As for scope, the SelfPopulatingCache class is a decorator that wraps an Ehcache instance. If you set the scope to shared (the default) all @Cacheable annotations that refer to cache X with selfPopulating set to true will use the same SelfPopulatingCache instance which means they all share the same locks and only one of the methods can be invoked at a time. If you set the scope to method a SelfPopulatingCache instance is created for each method so the locking is scoped to each method. I hope that helps, if not I can see about providing some pseudo-code examples.
We did add a refreshing construct in trunk. Take a look at the refreshInterval on the @Cacheable annotation in the javadocs below. You also need to specify the scheduler and executor attributes on the <ehcache:annotation-driven> element which are used to do the background processing to refresh cached elements.
https://ehcache-spring-annotations.ci.cloudbees.com/job/ehcache-spring-annotations_trunk-site/ws/core/target/site/apidocs/index.html
http://code.google.com/p/ehcache-spring-annotations/source/browse/trunk/core/src/main/resources/com/googlecode/ehcache/annotations/ehcache-spring-1.2.xsd
I'm still not wholly comfortable with the feature.
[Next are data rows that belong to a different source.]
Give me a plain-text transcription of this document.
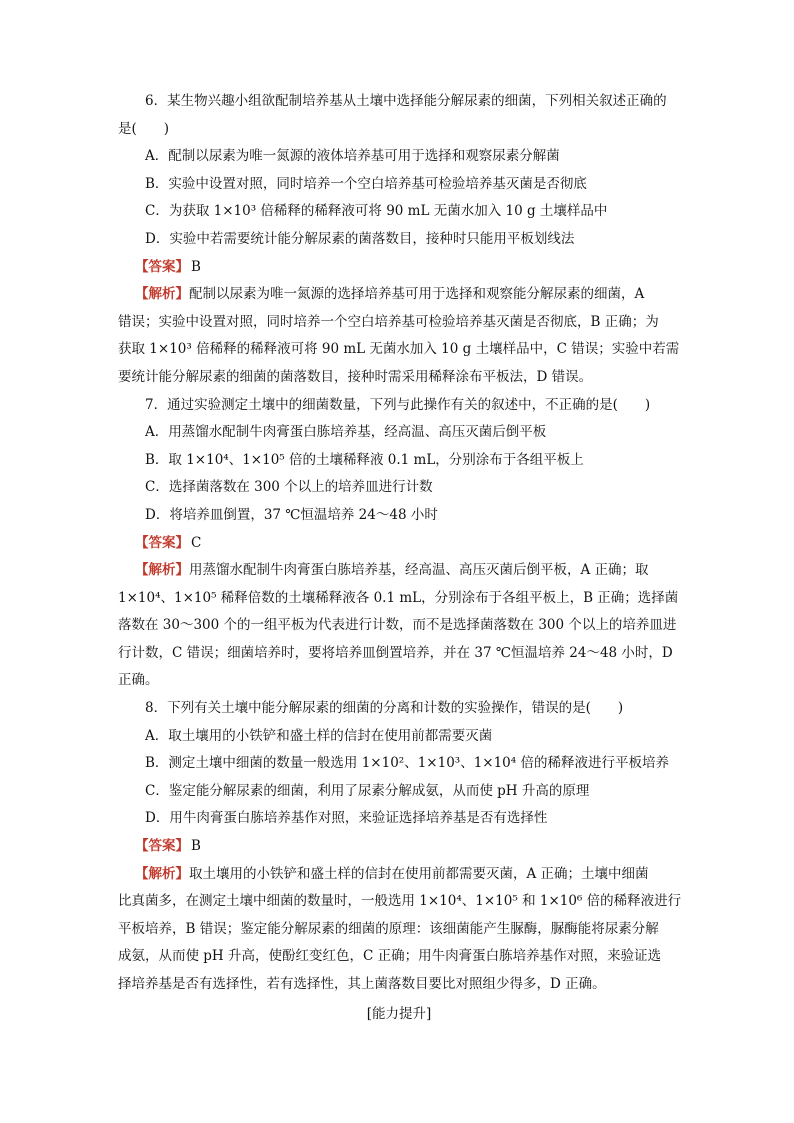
6．某生物兴趣小组欲配制培养基从土壤中选择能分解尿素的细菌，下列相关叙述正确的
是(　　)
A．配制以尿素为唯一氮源的液体培养基可用于选择和观察尿素分解菌
B．实验中设置对照，同时培养一个空白培养基可检验培养基灭菌是否彻底
C．为获取 1×10³ 倍稀释的稀释液可将 90 mL 无菌水加入 10 g 土壤样品中
D．实验中若需要统计能分解尿素的菌落数目，接种时只能用平板划线法
【答案】 B
【解析】配制以尿素为唯一氮源的选择培养基可用于选择和观察能分解尿素的细菌，A
错误；实验中设置对照，同时培养一个空白培养基可检验培养基灭菌是否彻底，B 正确；为
获取 1×10³ 倍稀释的稀释液可将 90 mL 无菌水加入 10 g 土壤样品中，C 错误；实验中若需
要统计能分解尿素的细菌的菌落数目，接种时需采用稀释涂布平板法，D 错误。
7．通过实验测定土壤中的细菌数量，下列与此操作有关的叙述中，不正确的是(　　)
A．用蒸馏水配制牛肉膏蛋白胨培养基，经高温、高压灭菌后倒平板
B．取 1×10⁴、1×10⁵ 倍的土壤稀释液 0.1 mL，分别涂布于各组平板上
C．选择菌落数在 300 个以上的培养皿进行计数
D．将培养皿倒置，37 ℃恒温培养 24～48 小时
【答案】 C
【解析】用蒸馏水配制牛肉膏蛋白胨培养基，经高温、高压灭菌后倒平板，A 正确；取
1×10⁴、1×10⁵ 稀释倍数的土壤稀释液各 0.1 mL，分别涂布于各组平板上，B 正确；选择菌
落数在 30～300 个的一组平板为代表进行计数，而不是选择菌落数在 300 个以上的培养皿进
行计数，C 错误；细菌培养时，要将培养皿倒置培养，并在 37 ℃恒温培养 24～48 小时，D
正确。
8．下列有关土壤中能分解尿素的细菌的分离和计数的实验操作，错误的是(　　)
A．取土壤用的小铁铲和盛土样的信封在使用前都需要灭菌
B．测定土壤中细菌的数量一般选用 1×10²、1×10³、1×10⁴ 倍的稀释液进行平板培养
C．鉴定能分解尿素的细菌，利用了尿素分解成氨，从而使 pH 升高的原理
D．用牛肉膏蛋白胨培养基作对照，来验证选择培养基是否有选择性
【答案】 B
【解析】取土壤用的小铁铲和盛土样的信封在使用前都需要灭菌，A 正确；土壤中细菌
比真菌多，在测定土壤中细菌的数量时，一般选用 1×10⁴、1×10⁵ 和 1×10⁶ 倍的稀释液进行
平板培养，B 错误；鉴定能分解尿素的细菌的原理：该细菌能产生脲酶，脲酶能将尿素分解
成氨，从而使 pH 升高，使酚红变红色，C 正确；用牛肉膏蛋白胨培养基作对照，来验证选
择培养基是否有选择性，若有选择性，其上菌落数目要比对照组少得多，D 正确。
[能力提升]
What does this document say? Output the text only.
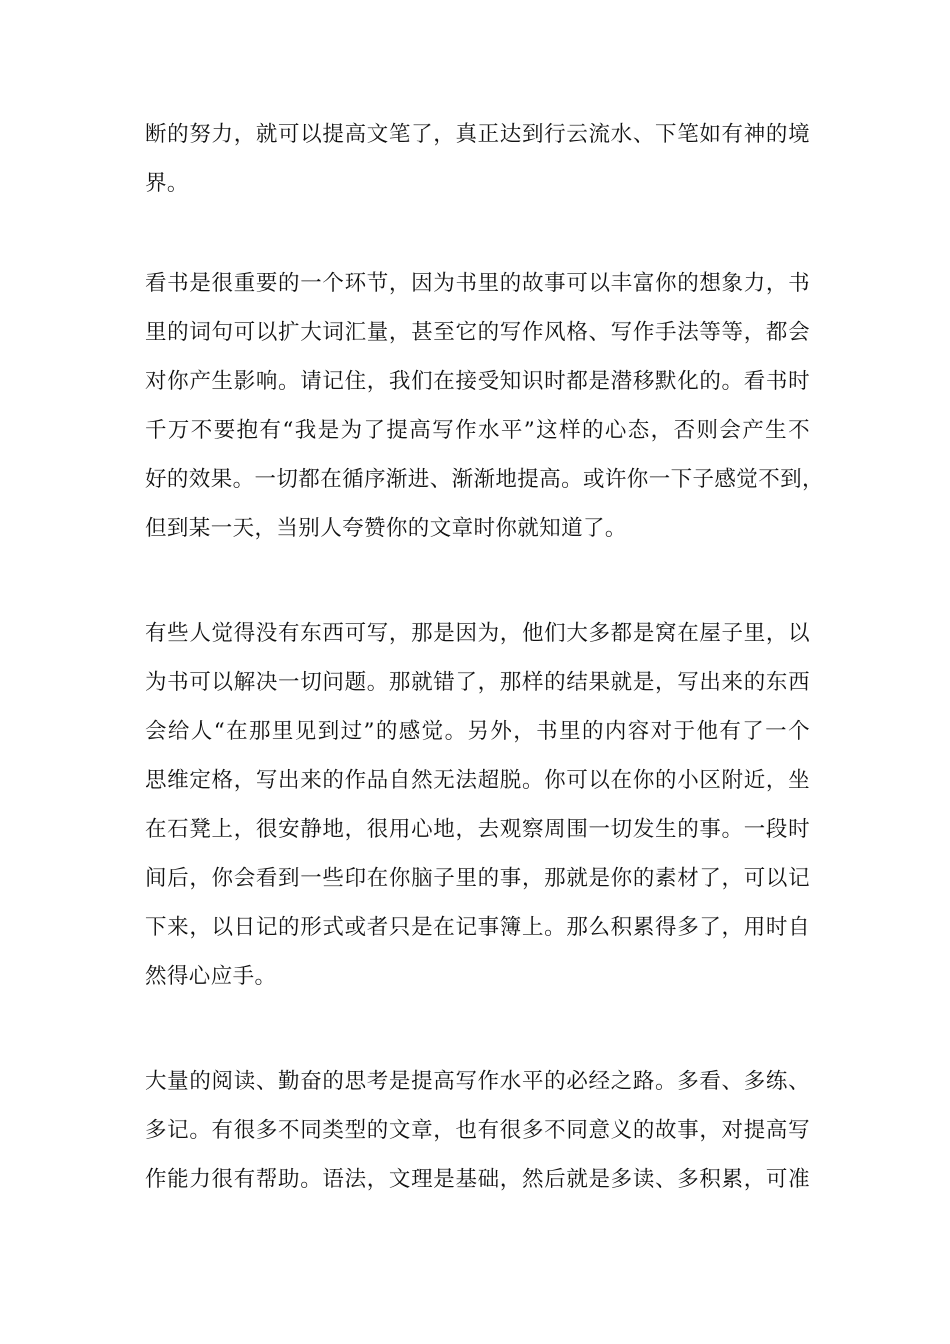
断的努力，就可以提高文笔了，真正达到行云流水、下笔如有神的境
界。
看书是很重要的一个环节，因为书里的故事可以丰富你的想象力，书
里的词句可以扩大词汇量，甚至它的写作风格、写作手法等等，都会
对你产生影响。请记住，我们在接受知识时都是潜移默化的。看书时
千万不要抱有“我是为了提高写作水平”这样的心态，否则会产生不
好的效果。一切都在循序渐进、渐渐地提高。或许你一下子感觉不到，
但到某一天，当别人夸赞你的文章时你就知道了。
有些人觉得没有东西可写，那是因为，他们大多都是窝在屋子里，以
为书可以解决一切问题。那就错了，那样的结果就是，写出来的东西
会给人“在那里见到过”的感觉。另外，书里的内容对于他有了一个
思维定格，写出来的作品自然无法超脱。你可以在你的小区附近，坐
在石凳上，很安静地，很用心地，去观察周围一切发生的事。一段时
间后，你会看到一些印在你脑子里的事，那就是你的素材了，可以记
下来，以日记的形式或者只是在记事簿上。那么积累得多了，用时自
然得心应手。
大量的阅读、勤奋的思考是提高写作水平的必经之路。多看、多练、
多记。有很多不同类型的文章，也有很多不同意义的故事，对提高写
作能力很有帮助。语法，文理是基础，然后就是多读、多积累，可准
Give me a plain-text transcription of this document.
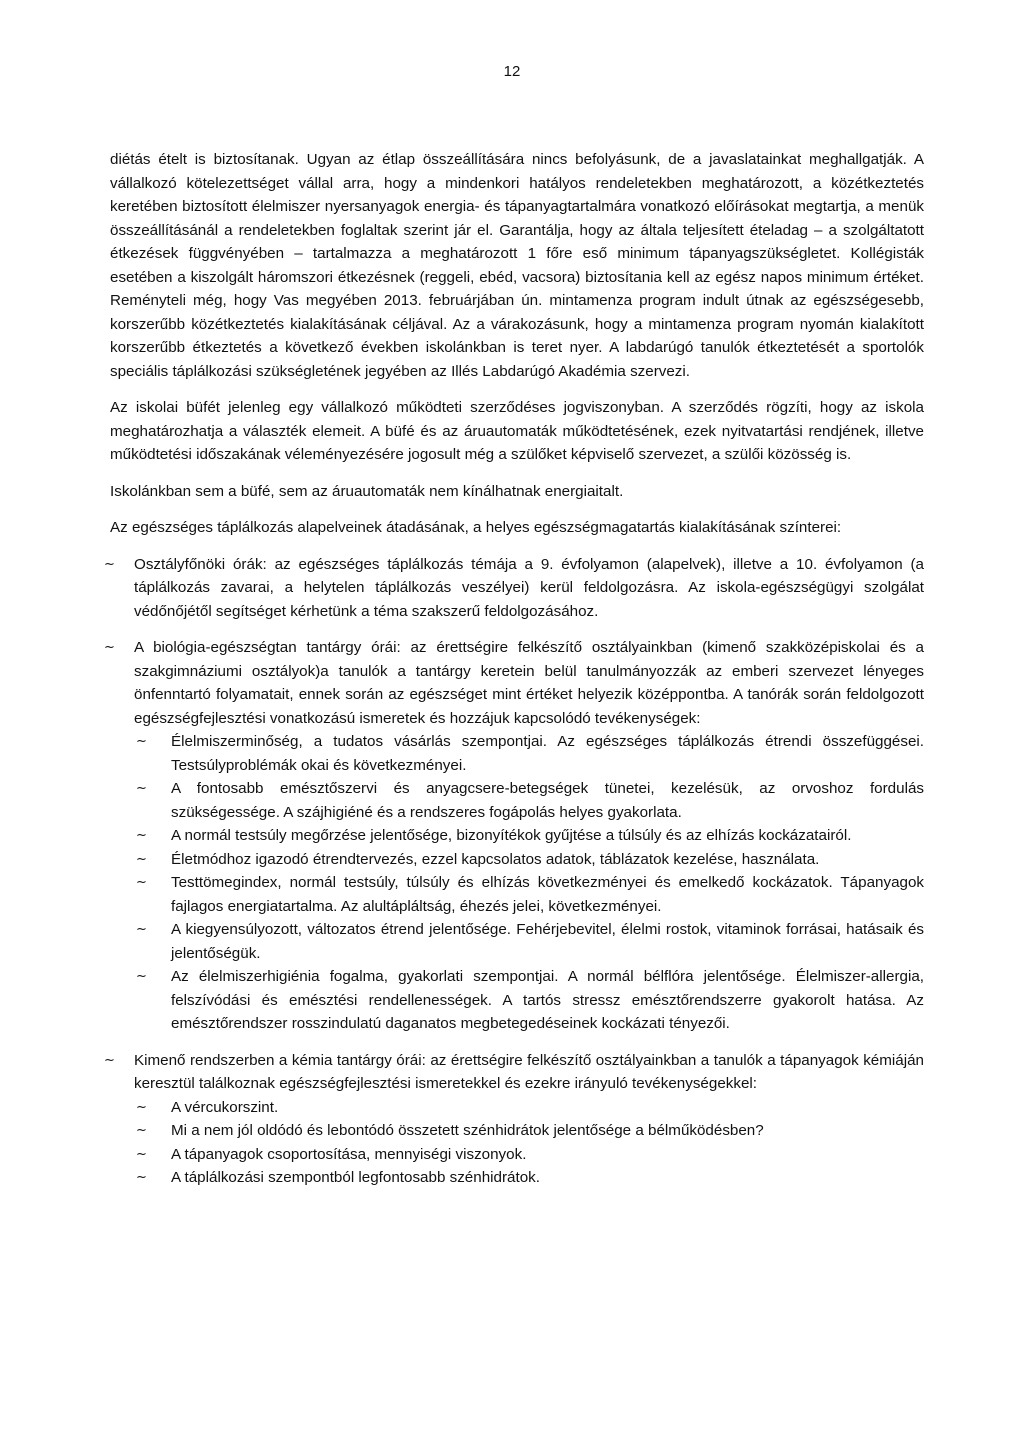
12

diétás ételt is biztosítanak. Ugyan az étlap összeállítására nincs befolyásunk, de a javaslatainkat meghallgatják. A vállalkozó kötelezettséget vállal arra, hogy a mindenkori hatályos rendeletekben meghatározott, a közétkeztetés keretében biztosított élelmiszer nyersanyagok energia- és tápanyagtartalmára vonatkozó előírásokat megtartja, a menük összeállításánál a rendeletekben foglaltak szerint jár el. Garantálja, hogy az általa teljesített ételadag – a szolgáltatott étkezések függvényében – tartalmazza a meghatározott 1 főre eső minimum tápanyagszükségletet. Kollégisták esetében a kiszolgált háromszori étkezésnek (reggeli, ebéd, vacsora) biztosítania kell az egész napos minimum értéket. Reményteli még, hogy Vas megyében 2013. februárjában ún. mintamenza program indult útnak az egészségesebb, korszerűbb közétkeztetés kialakításának céljával. Az a várakozásunk, hogy a mintamenza program nyomán kialakított korszerűbb étkeztetés a következő években iskolánkban is teret nyer. A labdarúgó tanulók étkeztetését a sportolók speciális táplálkozási szükségletének jegyében az Illés Labdarúgó Akadémia szervezi.

Az iskolai büfét jelenleg egy vállalkozó működteti szerződéses jogviszonyban. A szerződés rögzíti, hogy az iskola meghatározhatja a választék elemeit. A büfé és az áruautomaták működtetésének, ezek nyitvatartási rendjének, illetve működtetési időszakának véleményezésére jogosult még a szülőket képviselő szervezet, a szülői közösség is.

Iskolánkban sem a büfé, sem az áruautomaták nem kínálhatnak energiaitalt.

Az egészséges táplálkozás alapelveinek átadásának, a helyes egészségmagatartás kialakításának színterei:

~	Osztályfőnöki órák: az egészséges táplálkozás témája a 9. évfolyamon (alapelvek), illetve a 10. évfolyamon (a táplálkozás zavarai, a helytelen táplálkozás veszélyei) kerül feldolgozásra. Az iskola-egészségügyi szolgálat védőnőjétől segítséget kérhetünk a téma szakszerű feldolgozásához.
~	A biológia-egészségtan tantárgy órái: az érettségire felkészítő osztályainkban (kimenő szakközépiskolai és a szakgimnáziumi osztályok)a tanulók a tantárgy keretein belül tanulmányozzák az emberi szervezet lényeges önfenntartó folyamatait, ennek során az egészséget mint értéket helyezik középpontba. A tanórák során feldolgozott egészségfejlesztési vonatkozású ismeretek és hozzájuk kapcsolódó tevékenységek:
~	Élelmiszerminőség, a tudatos vásárlás szempontjai. Az egészséges táplálkozás étrendi összefüggései. Testsúlyproblémák okai és következményei.
~	A fontosabb emésztőszervi és anyagcsere-betegségek tünetei, kezelésük, az orvoshoz fordulás szükségessége. A szájhigiéné és a rendszeres fogápolás helyes gyakorlata.
~	A normál testsúly megőrzése jelentősége, bizonyítékok gyűjtése a túlsúly és az elhízás kockázatairól.
~	Életmódhoz igazodó étrendtervezés, ezzel kapcsolatos adatok, táblázatok kezelése, használata.
~	Testtömegindex, normál testsúly, túlsúly és elhízás következményei és emelkedő kockázatok. Tápanyagok fajlagos energiatartalma. Az alultápláltság, éhezés jelei, következményei.
~	A kiegyensúlyozott, változatos étrend jelentősége. Fehérjebevitel, élelmi rostok, vitaminok forrásai, hatásaik és jelentőségük.
~	Az élelmiszerhigiénia fogalma, gyakorlati szempontjai. A normál bélflóra jelentősége. Élelmiszer-allergia, felszívódási és emésztési rendellenességek. A tartós stressz emésztőrendszerre gyakorolt hatása. Az emésztőrendszer rosszindulatú daganatos megbetegedéseinek kockázati tényezői.
~	Kimenő rendszerben a kémia tantárgy órái: az érettségire felkészítő osztályainkban a tanulók a tápanyagok kémiáján keresztül találkoznak egészségfejlesztési ismeretekkel és ezekre irányuló tevékenységekkel:
~	A vércukorszint.
~	Mi a nem jól oldódó és lebontódó összetett szénhidrátok jelentősége a bélműködésben?
~	A tápanyagok csoportosítása, mennyiségi viszonyok.
~	A táplálkozási szempontból legfontosabb szénhidrátok.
The entire Object[] of arguments is stored in the cache element meaning you need to be very careful of the following:
-That your key arguments are immutable (if they are changed by reference the key is never recomputed and your cached value essentially gets "lost" in the cache)
-That your key arguments are not going to cause memory issues by sticking around "forever", where forever is the duration of the cache timeout.
-That there is NO Thread specific context data used by the annotated method or any method that it calls. Things like the Thread ContextClassLoader and ThreadLocals cannot be copied by the annotations library and made available in the refresh thread so they either will have no value or the incorrect value.